La reproduction

Simple copie ou véritable création ?

Par Philippe Piguet · L'ŒIL

Le 1 juillet 2006 - 376 mots

Peint en 1878, le portrait de Zola que brosse Manet vaut plus par l’environnement dans lequel il représente l’écrivain, que par l’analyse psychologique. À l’inventaire des éléments qui composent le décor, figure une photographie en noir et blanc du tableau d’Olympia. Ce faisant, le peintre entérine une pratique qui ne cesse de se développer alors : la reproduction des œuvres d’art par le biais de la photographie. C’en est fini du recours à la gravure. L’invention du daguerréotype ne bouscule pas seulement les genres du portrait et du paysage, elle s’impose aussi comme le meilleur moyen de reproduction et de diffusion des œuvres d’art.
De tout temps, la question de la copie s’est posée, instruisant une réflexion sur la valeur esthétique qu’il convient de lui accorder par rapport au modèle original. Si, dans son ouvrage L’Œuvre d’art à l’époque de sa reproductibilité technique (1936), Walter Benjamin rappelle que l’œuvre d’art a toujours été fondamentalement reproductible, il souligne comment la photographie a entraîné le dépérissement de ce qu’il appelle « l’aura » de l’œuvre d’art, sa part d’authenticité en quelque sorte.
Walter Benjamin distingue dès lors catégoriquement la chose reproduite et sa reproduction : l’une est œuvre d’art, l’autre ne l’est pas. « Car l’acte du photographe réglant l’objectif ne crée pas véritablement une œuvre d’art, ses actes représentent tout au plus des performances artistiques », écrit-il. Et pourtant, il n’est guère pensable aujourd’hui de regarder toutes ces photos du temps passé sans les appréhender comme autant d’œuvres artistiques à part entière.
L’exposition du musée d’Orsay ne présente pas, en effet, un simple caractère sociologique, et les quelque quatre-vingts photos qu’elle rassemble témoignent du talent de véritables artistes.

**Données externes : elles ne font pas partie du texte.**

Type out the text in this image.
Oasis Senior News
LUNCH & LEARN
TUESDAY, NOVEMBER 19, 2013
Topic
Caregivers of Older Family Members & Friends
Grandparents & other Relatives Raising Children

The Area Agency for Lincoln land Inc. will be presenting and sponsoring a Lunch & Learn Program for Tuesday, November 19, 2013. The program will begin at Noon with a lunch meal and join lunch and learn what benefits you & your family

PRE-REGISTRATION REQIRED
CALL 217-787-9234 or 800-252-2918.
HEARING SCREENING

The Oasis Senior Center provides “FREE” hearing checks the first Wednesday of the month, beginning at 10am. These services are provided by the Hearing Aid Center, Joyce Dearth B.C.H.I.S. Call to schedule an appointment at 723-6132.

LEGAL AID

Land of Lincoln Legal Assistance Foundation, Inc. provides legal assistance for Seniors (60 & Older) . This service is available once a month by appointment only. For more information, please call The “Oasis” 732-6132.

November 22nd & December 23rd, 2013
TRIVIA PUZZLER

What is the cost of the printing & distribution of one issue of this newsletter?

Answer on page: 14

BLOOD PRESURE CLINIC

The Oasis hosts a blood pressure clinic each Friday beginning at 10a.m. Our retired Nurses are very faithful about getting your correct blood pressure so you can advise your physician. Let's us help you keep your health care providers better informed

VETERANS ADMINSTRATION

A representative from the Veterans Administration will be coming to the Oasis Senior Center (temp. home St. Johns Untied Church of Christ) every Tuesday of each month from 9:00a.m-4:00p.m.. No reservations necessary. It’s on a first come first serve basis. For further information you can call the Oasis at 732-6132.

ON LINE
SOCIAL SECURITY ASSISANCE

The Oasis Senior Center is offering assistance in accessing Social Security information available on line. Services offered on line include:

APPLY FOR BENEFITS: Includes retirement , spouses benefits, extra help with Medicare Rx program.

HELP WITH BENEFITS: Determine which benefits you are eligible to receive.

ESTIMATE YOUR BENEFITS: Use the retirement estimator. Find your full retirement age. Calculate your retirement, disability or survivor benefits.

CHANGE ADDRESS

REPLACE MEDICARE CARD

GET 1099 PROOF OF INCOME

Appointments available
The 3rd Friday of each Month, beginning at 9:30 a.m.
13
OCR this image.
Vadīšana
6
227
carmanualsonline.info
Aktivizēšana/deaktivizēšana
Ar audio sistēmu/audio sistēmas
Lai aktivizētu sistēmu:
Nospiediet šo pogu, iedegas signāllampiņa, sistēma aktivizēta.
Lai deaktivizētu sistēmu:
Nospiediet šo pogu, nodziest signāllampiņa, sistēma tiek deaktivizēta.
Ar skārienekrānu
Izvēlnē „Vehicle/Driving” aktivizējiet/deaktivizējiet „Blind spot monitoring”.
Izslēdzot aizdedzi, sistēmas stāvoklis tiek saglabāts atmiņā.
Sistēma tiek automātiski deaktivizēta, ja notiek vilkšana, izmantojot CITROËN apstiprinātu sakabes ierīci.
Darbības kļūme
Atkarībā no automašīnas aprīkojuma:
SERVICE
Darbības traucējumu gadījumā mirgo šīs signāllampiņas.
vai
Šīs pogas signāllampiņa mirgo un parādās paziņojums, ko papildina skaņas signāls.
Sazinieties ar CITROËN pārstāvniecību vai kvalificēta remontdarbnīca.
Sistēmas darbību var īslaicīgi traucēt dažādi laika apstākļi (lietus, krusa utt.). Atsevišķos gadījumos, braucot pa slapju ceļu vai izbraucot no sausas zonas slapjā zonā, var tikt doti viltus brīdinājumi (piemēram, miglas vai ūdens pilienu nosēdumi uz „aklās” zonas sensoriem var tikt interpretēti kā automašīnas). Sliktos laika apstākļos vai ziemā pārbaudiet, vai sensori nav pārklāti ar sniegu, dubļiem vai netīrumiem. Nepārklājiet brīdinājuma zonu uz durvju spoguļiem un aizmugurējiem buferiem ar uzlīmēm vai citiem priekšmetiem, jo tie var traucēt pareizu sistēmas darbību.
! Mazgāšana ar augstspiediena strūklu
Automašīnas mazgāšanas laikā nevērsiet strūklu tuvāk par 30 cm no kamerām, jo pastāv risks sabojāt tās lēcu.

Mais elle sanctionne aussi l’intense activité commerciale qui se met en place dès 1850 autour de la reproduction d’œuvres d’art. D’Hippolyte Bayard à Alfred Stieglitz, en passant par Charles Nègre, Gustave Le Gray, l’atelier Disdéri, Adolphe Braun ou bien encore Charles Marville, les images que nous donnent à voir ces photographes proposent un regard autre, voire rénové, sur des œuvres souvent repérées. Elles nous dessillent les yeux et nous en révèlent une face cachée.

« L’œuvre d’art et sa reproduction photographique », musée d’Orsay, 1, rue de la Légion-d’Honneur, Paris VIIe, tél. 01 40 49 48 14, jusqu’au 10 septembre.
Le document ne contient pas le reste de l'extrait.